United States v. Pony Jackson

United States v. Pony Jackson
U.S. Court of Appeals for the Ninth Circuit · Decided June 23, 2011 · Canby, O'Scannlain, Fisher
439 F. App'x 645

United States v. Pony Jackson

Opinion

MEMORANDUM **

Pony Leo Jackson appeals from the 120-month sentence imposed following his guilty-plea conviction for possession of sexually explicit images of minors, in violation of 18 U.S.C. § 2252(a)(4)(B). We have jurisdiction under 28 U.S.C. § 1291, and we affirm.

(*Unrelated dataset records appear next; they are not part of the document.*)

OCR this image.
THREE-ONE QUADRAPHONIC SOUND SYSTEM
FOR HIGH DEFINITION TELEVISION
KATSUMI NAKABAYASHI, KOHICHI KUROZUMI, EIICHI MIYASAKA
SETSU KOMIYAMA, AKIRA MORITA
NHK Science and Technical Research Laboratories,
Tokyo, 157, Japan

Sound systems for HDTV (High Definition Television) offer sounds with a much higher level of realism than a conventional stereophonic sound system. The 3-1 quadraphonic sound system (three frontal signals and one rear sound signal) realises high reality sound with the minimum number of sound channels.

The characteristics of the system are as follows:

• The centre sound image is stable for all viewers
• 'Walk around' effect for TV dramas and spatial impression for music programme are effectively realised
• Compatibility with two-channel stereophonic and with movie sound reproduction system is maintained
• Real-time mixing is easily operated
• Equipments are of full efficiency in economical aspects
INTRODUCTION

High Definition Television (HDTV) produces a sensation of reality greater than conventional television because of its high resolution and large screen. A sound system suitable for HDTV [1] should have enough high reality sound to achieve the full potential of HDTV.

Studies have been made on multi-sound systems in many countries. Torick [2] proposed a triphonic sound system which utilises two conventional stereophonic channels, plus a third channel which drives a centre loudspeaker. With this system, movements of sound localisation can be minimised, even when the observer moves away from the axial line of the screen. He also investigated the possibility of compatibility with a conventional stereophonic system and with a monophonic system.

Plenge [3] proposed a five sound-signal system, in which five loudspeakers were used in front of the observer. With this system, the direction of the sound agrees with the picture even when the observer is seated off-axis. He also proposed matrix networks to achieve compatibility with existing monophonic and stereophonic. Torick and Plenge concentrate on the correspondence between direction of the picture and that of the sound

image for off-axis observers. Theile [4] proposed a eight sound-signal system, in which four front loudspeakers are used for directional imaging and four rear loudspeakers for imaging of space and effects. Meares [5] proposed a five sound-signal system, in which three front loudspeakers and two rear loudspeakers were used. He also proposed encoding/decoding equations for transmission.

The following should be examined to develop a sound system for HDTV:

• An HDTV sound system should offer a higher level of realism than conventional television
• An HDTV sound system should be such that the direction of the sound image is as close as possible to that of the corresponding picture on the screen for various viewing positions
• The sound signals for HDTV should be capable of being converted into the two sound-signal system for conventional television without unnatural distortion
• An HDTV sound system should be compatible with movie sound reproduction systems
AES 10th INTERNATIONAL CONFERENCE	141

Jackson contends that the district court procedurally erred in calculating the Sentencing Guidelines range when it assessed criminal history points for a prior offense, rather than counting it as relevant conduct. This contention lacks merit because the district court properly counted Jackson’s Wyoming conviction for possession of child pornography as a prior sentence rather than as relevant conduct. See U.S.S.G. § 4A1.2(a)(1) and cmt. n. 1; U.S.S.G. § 1B1.3, cmt. n. 9(B); see also United States v. Hahn, 960 F.2d 903, 910-911 (9th Cir. 1992).

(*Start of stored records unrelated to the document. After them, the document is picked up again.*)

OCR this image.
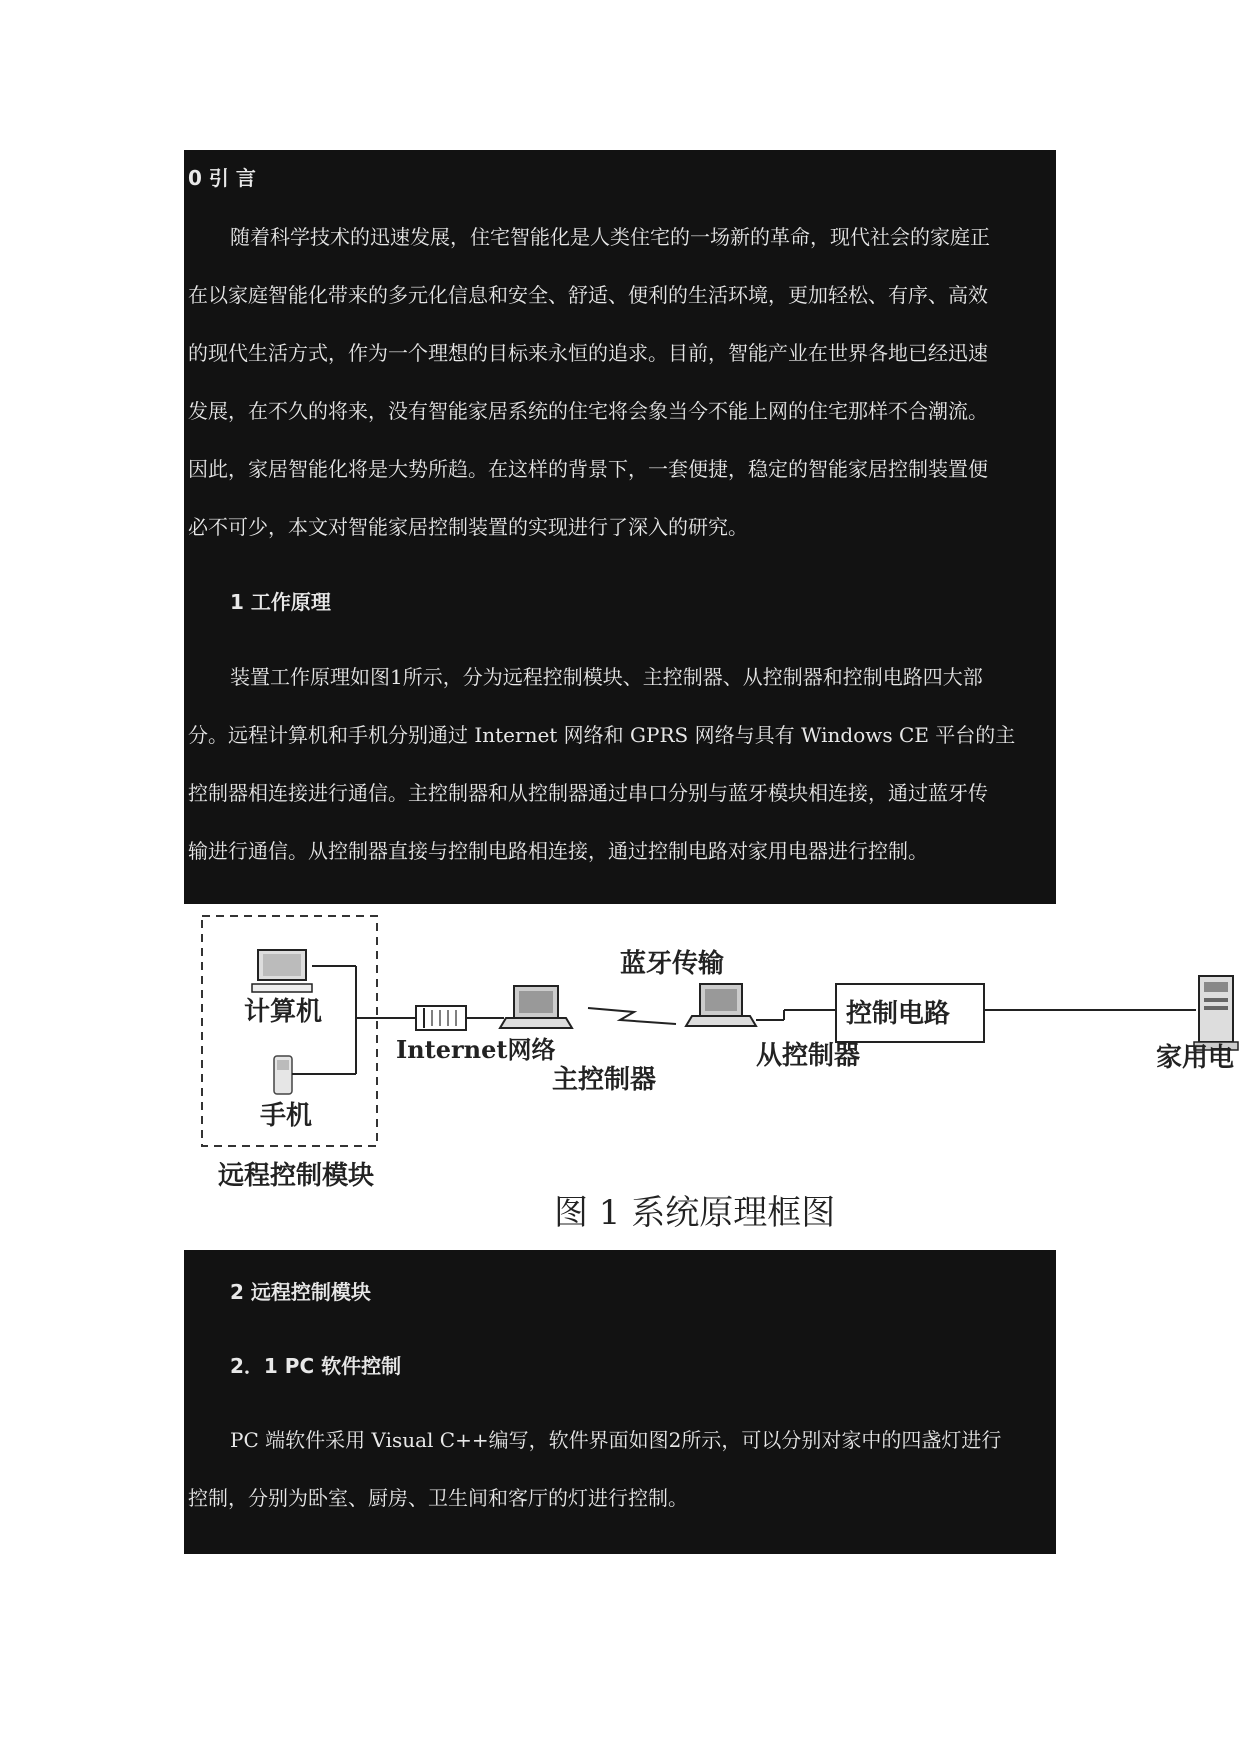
0 引 言
随着科学技术的迅速发展，住宅智能化是人类住宅的一场新的革命，现代社会的家庭正
在以家庭智能化带来的多元化信息和安全、舒适、便利的生活环境，更加轻松、有序、高效
的现代生活方式，作为一个理想的目标来永恒的追求。目前，智能产业在世界各地已经迅速
发展，在不久的将来，没有智能家居系统的住宅将会象当今不能上网的住宅那样不合潮流。
因此，家居智能化将是大势所趋。在这样的背景下，一套便捷，稳定的智能家居控制装置便
必不可少，本文对智能家居控制装置的实现进行了深入的研究。
1 工作原理
装置工作原理如图1所示，分为远程控制模块、主控制器、从控制器和控制电路四大部
分。远程计算机和手机分别通过 Internet 网络和 GPRS 网络与具有 Windows CE 平台的主
控制器相连接进行通信。主控制器和从控制器通过串口分别与蓝牙模块相连接，通过蓝牙传
输进行通信。从控制器直接与控制电路相连接，通过控制电路对家用电器进行控制。
计算机
手机
远程控制模块
Internet网络
蓝牙传输
主控制器
从控制器
控制电路
家用电
图 1 系统原理框图
2 远程控制模块
2．1 PC 软件控制
PC 端软件采用 Visual C++编写，软件界面如图2所示，可以分别对家中的四盏灯进行
控制，分别为卧室、厨房、卫生间和客厅的灯进行控制。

Jackson also contends that the sentence is substantively unreasonable because: (1) the district court failed to consider the government’s delay in bringing the charges, thereby exposing him to increased punishment from the application of a Sentencing Guidelines enhancement due to a subsequent state conviction; and (2) failed to account for the three years he spent in prison on relevant conduct. The district court declined to second-guess the government’s decision with respect to the timing of its charging decision and, as discussed supra, Jackson’s earlier prison sentence did not arise from conduct that is relevant to the instant offense. The sentence at the statutory maximum, which was below the applicable Guidelines range, was not unreasonable. See Gall v. United States, 552 U.S. 38, 51, 128 S.Ct. 586, 169 L.Ed.2d 445 (2007); see also United States v. Carty, 520 F.3d 984, 991-93 (9th Cir. 2008) (en banc).

AFFIRMED.

**

This disposition is not appropriate for publication and is not precedent except as provided by 9th Cir. R. 36-3.